Upgraded MU Weather Station Goes Online In Mississippi County

 MU Extension agronomist Anthony Ohmes says the updated weather station in Mississippi County
 will provide farmers and chemical applicators with real-time information to help them
 avoid spraying during temperature inversions.

 Photo courtesy of Anthony Ohmes.

   A weather station in Mississippi County recently got an upgrade that lets it share real-time weather data.
   The station, located 5 miles south of Charleston at the county airport, has been operational since 1995, says University of Missouri Extension climatologist Pat Guinan.
   The station is part of the Missouri Mesonet, a network of 36 weather stations operated by MU Extension and the MU College of Agriculture, Food and Natural Resources.

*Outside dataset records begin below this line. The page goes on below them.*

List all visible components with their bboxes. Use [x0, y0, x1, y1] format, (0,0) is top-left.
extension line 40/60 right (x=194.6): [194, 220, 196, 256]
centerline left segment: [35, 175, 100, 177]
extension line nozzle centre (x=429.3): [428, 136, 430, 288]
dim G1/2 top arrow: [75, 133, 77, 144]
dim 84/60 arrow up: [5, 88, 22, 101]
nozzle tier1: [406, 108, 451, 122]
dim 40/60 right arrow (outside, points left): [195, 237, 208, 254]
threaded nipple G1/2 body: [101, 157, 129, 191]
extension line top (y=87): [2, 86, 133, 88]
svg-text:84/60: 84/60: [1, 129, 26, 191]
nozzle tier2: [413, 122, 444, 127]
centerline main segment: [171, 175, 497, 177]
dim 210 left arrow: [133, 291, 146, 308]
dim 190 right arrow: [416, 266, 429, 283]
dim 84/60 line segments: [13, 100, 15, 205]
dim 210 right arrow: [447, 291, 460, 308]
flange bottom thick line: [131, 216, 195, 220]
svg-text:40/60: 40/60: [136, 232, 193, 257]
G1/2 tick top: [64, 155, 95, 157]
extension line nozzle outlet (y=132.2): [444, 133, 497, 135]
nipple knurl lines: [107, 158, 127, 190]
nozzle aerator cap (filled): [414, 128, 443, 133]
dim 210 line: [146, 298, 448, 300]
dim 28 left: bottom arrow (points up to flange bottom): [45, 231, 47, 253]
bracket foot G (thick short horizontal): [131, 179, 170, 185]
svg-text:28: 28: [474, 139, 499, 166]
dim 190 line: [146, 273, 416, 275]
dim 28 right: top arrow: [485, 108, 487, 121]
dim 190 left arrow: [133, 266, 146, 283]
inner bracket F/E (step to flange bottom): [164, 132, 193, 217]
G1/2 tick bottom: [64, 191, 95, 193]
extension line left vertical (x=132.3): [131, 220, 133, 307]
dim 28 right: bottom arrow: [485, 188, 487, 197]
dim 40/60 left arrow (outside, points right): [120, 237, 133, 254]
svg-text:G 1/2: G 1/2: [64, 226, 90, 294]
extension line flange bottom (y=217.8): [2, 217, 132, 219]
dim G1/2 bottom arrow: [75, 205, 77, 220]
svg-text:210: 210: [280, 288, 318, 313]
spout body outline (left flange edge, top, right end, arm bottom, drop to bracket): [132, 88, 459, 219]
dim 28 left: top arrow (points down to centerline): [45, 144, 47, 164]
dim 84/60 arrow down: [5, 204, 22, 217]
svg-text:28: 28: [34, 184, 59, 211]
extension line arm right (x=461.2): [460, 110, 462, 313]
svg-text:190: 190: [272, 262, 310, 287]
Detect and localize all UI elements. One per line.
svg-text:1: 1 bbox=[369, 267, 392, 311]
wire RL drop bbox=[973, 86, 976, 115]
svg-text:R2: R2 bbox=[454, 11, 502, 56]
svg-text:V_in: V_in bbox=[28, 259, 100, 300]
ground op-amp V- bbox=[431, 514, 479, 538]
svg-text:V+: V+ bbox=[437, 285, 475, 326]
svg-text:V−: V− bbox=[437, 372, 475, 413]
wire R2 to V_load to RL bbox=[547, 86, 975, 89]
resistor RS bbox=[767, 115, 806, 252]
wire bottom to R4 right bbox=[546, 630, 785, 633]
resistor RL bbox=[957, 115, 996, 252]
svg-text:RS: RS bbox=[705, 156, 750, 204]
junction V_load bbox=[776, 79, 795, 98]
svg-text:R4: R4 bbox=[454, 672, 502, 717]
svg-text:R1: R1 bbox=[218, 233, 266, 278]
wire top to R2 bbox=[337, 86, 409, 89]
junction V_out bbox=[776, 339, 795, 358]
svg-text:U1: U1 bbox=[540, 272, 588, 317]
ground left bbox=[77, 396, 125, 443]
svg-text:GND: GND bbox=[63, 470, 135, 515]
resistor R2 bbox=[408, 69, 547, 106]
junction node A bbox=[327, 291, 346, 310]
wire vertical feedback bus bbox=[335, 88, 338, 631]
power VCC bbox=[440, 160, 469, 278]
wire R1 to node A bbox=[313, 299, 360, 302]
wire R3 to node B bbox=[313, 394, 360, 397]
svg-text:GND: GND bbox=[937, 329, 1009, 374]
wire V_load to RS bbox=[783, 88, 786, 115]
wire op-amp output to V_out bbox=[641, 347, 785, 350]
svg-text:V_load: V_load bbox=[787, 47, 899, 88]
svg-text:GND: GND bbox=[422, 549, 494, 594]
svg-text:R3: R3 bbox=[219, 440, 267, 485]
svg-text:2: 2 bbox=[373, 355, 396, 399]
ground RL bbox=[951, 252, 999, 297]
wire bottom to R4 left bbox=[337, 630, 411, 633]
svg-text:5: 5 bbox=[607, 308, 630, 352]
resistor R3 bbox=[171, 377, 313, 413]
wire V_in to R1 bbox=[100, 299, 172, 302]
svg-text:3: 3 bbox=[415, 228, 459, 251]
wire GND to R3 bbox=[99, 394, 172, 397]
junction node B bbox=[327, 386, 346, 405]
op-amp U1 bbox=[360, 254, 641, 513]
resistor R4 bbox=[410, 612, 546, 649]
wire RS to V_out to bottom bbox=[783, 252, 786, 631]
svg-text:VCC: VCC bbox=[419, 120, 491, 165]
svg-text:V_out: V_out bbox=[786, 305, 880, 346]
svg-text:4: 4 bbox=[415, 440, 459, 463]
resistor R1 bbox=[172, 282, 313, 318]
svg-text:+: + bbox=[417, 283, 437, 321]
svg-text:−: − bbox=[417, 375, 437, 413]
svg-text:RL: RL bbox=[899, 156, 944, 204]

   MU Extension agronomist Anthony Ohmes and Missouri Mesonet co-manager John Travlos worked with Kevin Mainord of Aerial Crop Services of East Prairie to sponsor the station. “The station provided the opportunity for real-time upgrade and ensures sustainability,” says Travlos.
   The Missouri Mesonet’s 36 stations are located in 25 counties across the state. The stations provide valuable information for agriculture, industry, commerce, public safety, education, research and more, Guinan says. Twenty-seven of the stations update and publish real-time weather data every five minutes.

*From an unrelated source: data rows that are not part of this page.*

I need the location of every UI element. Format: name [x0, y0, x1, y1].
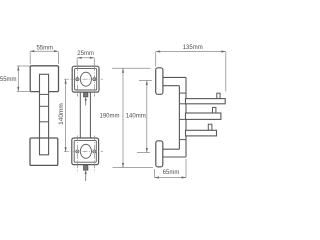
svg-text:140mm: 140mm — [58, 103, 65, 125]
svg-text:135mm: 135mm — [183, 45, 203, 51]
svg-text:55mm: 55mm — [36, 45, 53, 51]
svg-text:65mm: 65mm — [163, 170, 180, 176]
svg-text:55mm: 55mm — [0, 77, 17, 83]
svg-text:190mm: 190mm — [99, 113, 119, 119]
svg-text:25mm: 25mm — [77, 51, 94, 57]
svg-text:140mm: 140mm — [126, 113, 146, 119]
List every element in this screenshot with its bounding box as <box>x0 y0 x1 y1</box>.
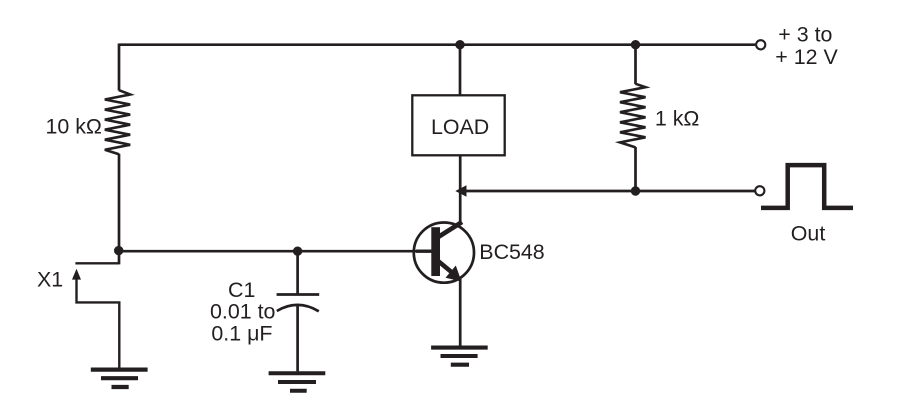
pulse waveform symbol <box>761 165 853 208</box>
svg-text:X1: X1 <box>37 267 63 291</box>
wire 1k lower <box>634 147 637 191</box>
svg-text:10 kΩ: 10 kΩ <box>46 115 102 139</box>
ground X1 <box>91 370 148 387</box>
node 1k bottom junction <box>631 186 640 195</box>
resistor R1 10k <box>105 90 130 154</box>
wire top supply rail <box>119 43 755 46</box>
svg-text:0.01 to: 0.01 to <box>210 300 275 324</box>
wire left branch lower <box>118 154 121 265</box>
node 1k top junction <box>631 40 640 49</box>
transistor Q1 emitter arrowhead <box>446 266 462 282</box>
ground Q1 <box>431 348 488 365</box>
terminal out (open circle) <box>755 186 764 195</box>
transistor Q1 base lead stub <box>416 249 432 252</box>
wire C1 upper <box>296 251 299 293</box>
resistor R2 1k <box>620 84 646 148</box>
terminal supply (open circle) <box>756 40 765 49</box>
label 1 kOhm <box>655 106 700 130</box>
label Out <box>791 222 826 246</box>
transistor Q1 collector stroke <box>438 222 463 238</box>
label X1 <box>37 267 63 291</box>
svg-text:C1: C1 <box>228 278 255 302</box>
ground C1 <box>269 373 326 390</box>
svg-text:1 kΩ: 1 kΩ <box>655 106 700 130</box>
svg-text:+ 12 V: + 12 V <box>775 45 838 69</box>
svg-text:LOAD: LOAD <box>431 115 489 139</box>
wire LOAD top <box>459 45 462 96</box>
node C1 junction <box>293 247 302 256</box>
transistor Q1 emitter stroke <box>438 261 453 273</box>
svg-text:BC548: BC548 <box>479 240 544 264</box>
arrow feedback (points left at collector wire) <box>455 185 466 196</box>
wire left branch upper <box>118 44 121 91</box>
wire out line <box>465 190 755 193</box>
probe X1 arrow <box>72 269 81 280</box>
wire base horizontal <box>119 250 432 253</box>
capacitor C1 top plate <box>277 293 320 296</box>
wire C1 lower <box>296 305 299 372</box>
wire X1 stem <box>77 277 120 368</box>
wire emitter lower <box>459 278 462 348</box>
label C1 value <box>210 278 275 346</box>
svg-text:Out: Out <box>791 222 826 246</box>
label supply voltage <box>775 22 838 69</box>
node LOAD top junction <box>455 40 464 49</box>
wire 1k upper <box>634 44 637 85</box>
svg-text:0.1 μF: 0.1 μF <box>211 322 272 346</box>
transistor Q1 base bar <box>431 227 440 276</box>
label BC548 <box>479 240 544 264</box>
probe X1 contact bar <box>75 262 119 264</box>
capacitor C1 curved plate <box>277 305 319 311</box>
svg-text:+ 3 to: + 3 to <box>778 22 832 46</box>
label 10 kOhm <box>46 115 102 139</box>
LOAD box <box>412 95 504 155</box>
node base junction left <box>114 246 123 255</box>
transistor Q1 circle <box>414 223 474 283</box>
wire collector (LOAD bottom to transistor) <box>459 155 462 225</box>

   The Charleston station records air temperature, rainfall, relative humidity, dew point temperature, wind speed, wind direction, 2- and 4-inch soil temperature, and solar radiation.
   “Daily, hourly and year-to-date summaries of weather help farmers make decisions that affect their profitability,” says Ohmes, who works in MU Extension’s Cape Girardeau County office in Jackson. “The webpage also offers information on weather terminology,” he says.
   The Charleston station is one of 12 stations to provide updates on the potential for temperature inversions, which are stable air masses in which air near the ground is cooler than the air above. This information can help farmers and chemical applicators know when to spray herbicides to avoid off-target movement. The station reads air temperatures at three ground heights. Reports feed to the Missouri Mesonet website at mesonet.missouri.edu.
   The Missouri Soybean Merchandising Council funded updates for stations in Monroe City, Vandalia, Albany, Columbia, Green Ridge, Hayward, Lamar, Linneus and Mountain Grove to record the potential for temperature inversions.